Slight Decline Year-on-Year to $22.7 Billion, Still A Bright Spot in Media Industry

The Interactive Advertising Bureau (IAB) and PricewaterhouseCoopers LLP (PwC) today released the IAB Internet Advertising Revenue Report for the full year 2009. Though U.S. Internet advertising revenues, at $22.7 billion for the year, showed a 3.4% decline from 2008, there are signs of an emergent recovery in the industry. The fourth quarter of 2009 hit a record quarterly high of $6.3 billion, a 2.6% increase year-over-year and a 14% increase over the third quarter of 2009.

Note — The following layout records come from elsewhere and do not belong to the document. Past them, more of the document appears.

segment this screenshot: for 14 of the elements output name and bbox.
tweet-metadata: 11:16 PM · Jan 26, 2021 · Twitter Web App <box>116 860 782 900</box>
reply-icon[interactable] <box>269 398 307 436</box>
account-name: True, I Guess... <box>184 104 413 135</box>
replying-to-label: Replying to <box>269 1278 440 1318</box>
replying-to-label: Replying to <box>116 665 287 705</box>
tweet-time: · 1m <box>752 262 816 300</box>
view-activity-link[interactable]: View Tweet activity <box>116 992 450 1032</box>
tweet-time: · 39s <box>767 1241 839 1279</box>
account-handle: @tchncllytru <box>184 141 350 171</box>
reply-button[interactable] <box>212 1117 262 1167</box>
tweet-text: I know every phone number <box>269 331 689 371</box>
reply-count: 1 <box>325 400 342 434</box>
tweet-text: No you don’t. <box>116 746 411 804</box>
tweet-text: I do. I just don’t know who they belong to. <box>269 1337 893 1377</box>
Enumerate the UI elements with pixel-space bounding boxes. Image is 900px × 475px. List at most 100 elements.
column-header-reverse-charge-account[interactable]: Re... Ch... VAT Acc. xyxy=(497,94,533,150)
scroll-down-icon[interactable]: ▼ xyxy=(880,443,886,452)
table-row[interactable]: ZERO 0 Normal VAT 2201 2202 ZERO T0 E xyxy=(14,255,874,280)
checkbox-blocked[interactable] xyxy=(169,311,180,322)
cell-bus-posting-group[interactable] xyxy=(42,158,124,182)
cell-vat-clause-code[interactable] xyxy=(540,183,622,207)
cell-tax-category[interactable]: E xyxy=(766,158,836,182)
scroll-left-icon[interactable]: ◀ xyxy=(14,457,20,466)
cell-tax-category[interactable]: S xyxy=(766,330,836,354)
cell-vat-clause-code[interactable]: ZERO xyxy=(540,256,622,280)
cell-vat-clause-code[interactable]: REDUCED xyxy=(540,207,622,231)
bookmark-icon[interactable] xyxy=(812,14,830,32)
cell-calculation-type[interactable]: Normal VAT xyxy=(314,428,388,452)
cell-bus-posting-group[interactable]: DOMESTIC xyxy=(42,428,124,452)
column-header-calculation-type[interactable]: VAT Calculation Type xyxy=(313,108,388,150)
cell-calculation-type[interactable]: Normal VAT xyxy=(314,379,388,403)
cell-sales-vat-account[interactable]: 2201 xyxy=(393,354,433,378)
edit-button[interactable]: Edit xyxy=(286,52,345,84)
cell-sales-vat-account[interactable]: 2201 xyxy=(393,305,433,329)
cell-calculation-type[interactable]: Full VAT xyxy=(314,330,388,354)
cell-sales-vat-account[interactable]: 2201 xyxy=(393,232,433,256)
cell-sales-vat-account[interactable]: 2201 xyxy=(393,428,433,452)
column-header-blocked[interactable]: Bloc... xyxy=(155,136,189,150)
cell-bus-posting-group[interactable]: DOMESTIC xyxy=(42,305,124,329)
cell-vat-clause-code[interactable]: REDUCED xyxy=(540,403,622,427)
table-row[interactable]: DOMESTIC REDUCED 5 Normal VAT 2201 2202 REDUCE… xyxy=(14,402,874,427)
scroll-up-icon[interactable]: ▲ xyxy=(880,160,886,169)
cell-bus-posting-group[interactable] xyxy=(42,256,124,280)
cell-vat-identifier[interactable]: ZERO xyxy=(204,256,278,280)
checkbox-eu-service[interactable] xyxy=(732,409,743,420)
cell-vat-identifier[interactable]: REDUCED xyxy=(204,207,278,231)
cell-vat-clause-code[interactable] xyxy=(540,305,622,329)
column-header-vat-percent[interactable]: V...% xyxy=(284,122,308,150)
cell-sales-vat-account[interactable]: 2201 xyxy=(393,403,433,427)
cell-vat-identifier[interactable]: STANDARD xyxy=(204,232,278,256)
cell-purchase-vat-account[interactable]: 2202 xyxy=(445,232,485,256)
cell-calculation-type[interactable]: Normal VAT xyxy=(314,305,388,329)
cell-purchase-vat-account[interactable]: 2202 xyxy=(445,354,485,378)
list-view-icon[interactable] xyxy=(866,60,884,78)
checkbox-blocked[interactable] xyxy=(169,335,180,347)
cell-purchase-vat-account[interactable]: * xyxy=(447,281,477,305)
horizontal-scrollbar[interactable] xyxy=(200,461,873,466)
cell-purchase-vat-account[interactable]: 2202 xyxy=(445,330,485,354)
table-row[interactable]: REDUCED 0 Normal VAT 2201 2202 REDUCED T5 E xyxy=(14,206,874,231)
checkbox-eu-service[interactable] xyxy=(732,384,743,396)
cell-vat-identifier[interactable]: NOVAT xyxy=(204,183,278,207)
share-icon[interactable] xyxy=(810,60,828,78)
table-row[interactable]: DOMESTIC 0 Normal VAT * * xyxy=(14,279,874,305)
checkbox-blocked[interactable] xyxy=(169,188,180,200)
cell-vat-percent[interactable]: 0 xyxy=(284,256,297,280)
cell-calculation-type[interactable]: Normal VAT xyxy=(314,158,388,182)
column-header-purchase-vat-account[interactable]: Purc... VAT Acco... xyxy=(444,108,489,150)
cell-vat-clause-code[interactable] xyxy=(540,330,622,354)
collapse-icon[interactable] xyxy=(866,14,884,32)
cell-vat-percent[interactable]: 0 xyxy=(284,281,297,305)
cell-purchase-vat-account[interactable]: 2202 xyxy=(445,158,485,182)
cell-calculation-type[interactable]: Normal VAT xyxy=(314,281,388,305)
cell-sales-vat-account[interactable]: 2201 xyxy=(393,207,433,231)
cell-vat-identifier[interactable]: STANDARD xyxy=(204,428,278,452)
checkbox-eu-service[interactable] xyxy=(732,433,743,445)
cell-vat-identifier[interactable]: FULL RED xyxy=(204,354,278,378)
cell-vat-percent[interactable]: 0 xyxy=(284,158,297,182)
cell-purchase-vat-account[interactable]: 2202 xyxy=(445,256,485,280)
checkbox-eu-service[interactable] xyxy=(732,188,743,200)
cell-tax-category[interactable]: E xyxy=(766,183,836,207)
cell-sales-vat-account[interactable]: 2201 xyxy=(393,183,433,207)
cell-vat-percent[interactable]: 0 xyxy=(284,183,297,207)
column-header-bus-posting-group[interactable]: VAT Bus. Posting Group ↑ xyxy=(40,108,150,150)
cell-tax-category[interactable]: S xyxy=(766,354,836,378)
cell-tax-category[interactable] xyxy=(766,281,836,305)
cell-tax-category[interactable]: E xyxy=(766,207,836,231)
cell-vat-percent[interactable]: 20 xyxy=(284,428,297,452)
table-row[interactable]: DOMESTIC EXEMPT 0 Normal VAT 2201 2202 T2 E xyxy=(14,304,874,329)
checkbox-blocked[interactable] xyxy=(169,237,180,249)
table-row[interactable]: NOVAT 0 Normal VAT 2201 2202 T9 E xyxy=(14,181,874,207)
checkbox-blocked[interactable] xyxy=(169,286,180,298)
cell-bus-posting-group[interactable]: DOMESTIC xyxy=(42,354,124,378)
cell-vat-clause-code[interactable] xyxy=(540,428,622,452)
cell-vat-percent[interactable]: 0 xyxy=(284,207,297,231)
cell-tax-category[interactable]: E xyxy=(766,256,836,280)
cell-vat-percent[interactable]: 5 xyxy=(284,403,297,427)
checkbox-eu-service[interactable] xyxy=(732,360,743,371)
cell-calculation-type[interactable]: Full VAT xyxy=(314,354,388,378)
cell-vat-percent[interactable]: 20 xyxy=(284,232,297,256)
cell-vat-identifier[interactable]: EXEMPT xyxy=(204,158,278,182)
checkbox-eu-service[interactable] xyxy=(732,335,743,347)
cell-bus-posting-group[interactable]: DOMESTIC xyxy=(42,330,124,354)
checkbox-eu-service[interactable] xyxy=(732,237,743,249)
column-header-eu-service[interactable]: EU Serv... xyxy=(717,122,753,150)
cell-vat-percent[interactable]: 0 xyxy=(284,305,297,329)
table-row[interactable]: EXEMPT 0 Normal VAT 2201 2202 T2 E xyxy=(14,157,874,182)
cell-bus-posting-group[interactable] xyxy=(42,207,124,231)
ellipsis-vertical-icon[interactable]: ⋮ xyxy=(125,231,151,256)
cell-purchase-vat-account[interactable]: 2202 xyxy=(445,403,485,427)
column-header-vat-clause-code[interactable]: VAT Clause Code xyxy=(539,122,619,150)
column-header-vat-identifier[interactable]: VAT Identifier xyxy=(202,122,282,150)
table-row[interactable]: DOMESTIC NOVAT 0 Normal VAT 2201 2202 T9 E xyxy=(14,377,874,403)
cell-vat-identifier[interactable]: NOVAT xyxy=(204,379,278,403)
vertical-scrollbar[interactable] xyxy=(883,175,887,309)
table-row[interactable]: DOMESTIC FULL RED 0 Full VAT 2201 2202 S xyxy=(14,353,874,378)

Highlights of the report include:

  • Search and display-related advertising continue to represent the largest percentages of overall interactive advertising spend. Search revenues, comprising 47% of the total, amounted to nearly $10.7 billion for 2009, up slightly from 2008.
  • Display-related advertising—which includes display ads, rich media, digital video and sponsorship—totaled nearly $8 billion in 2009, showing an increase of 4% from 2008.
  • One component of display-related advertising, digital video, continues to experience robust growth, with an almost 39% increase from 2008 to 2009.
  • These latest revenue figures underscore the significant share shift taking place from traditional media to digital. Based on industry data from PwC from 2005 to 2009 in five key U.S. ad-supported media (television, radio, newspapers, consumers magazines and Internet), the Internet’s share of combined ad revenue grew from 8% to 17%.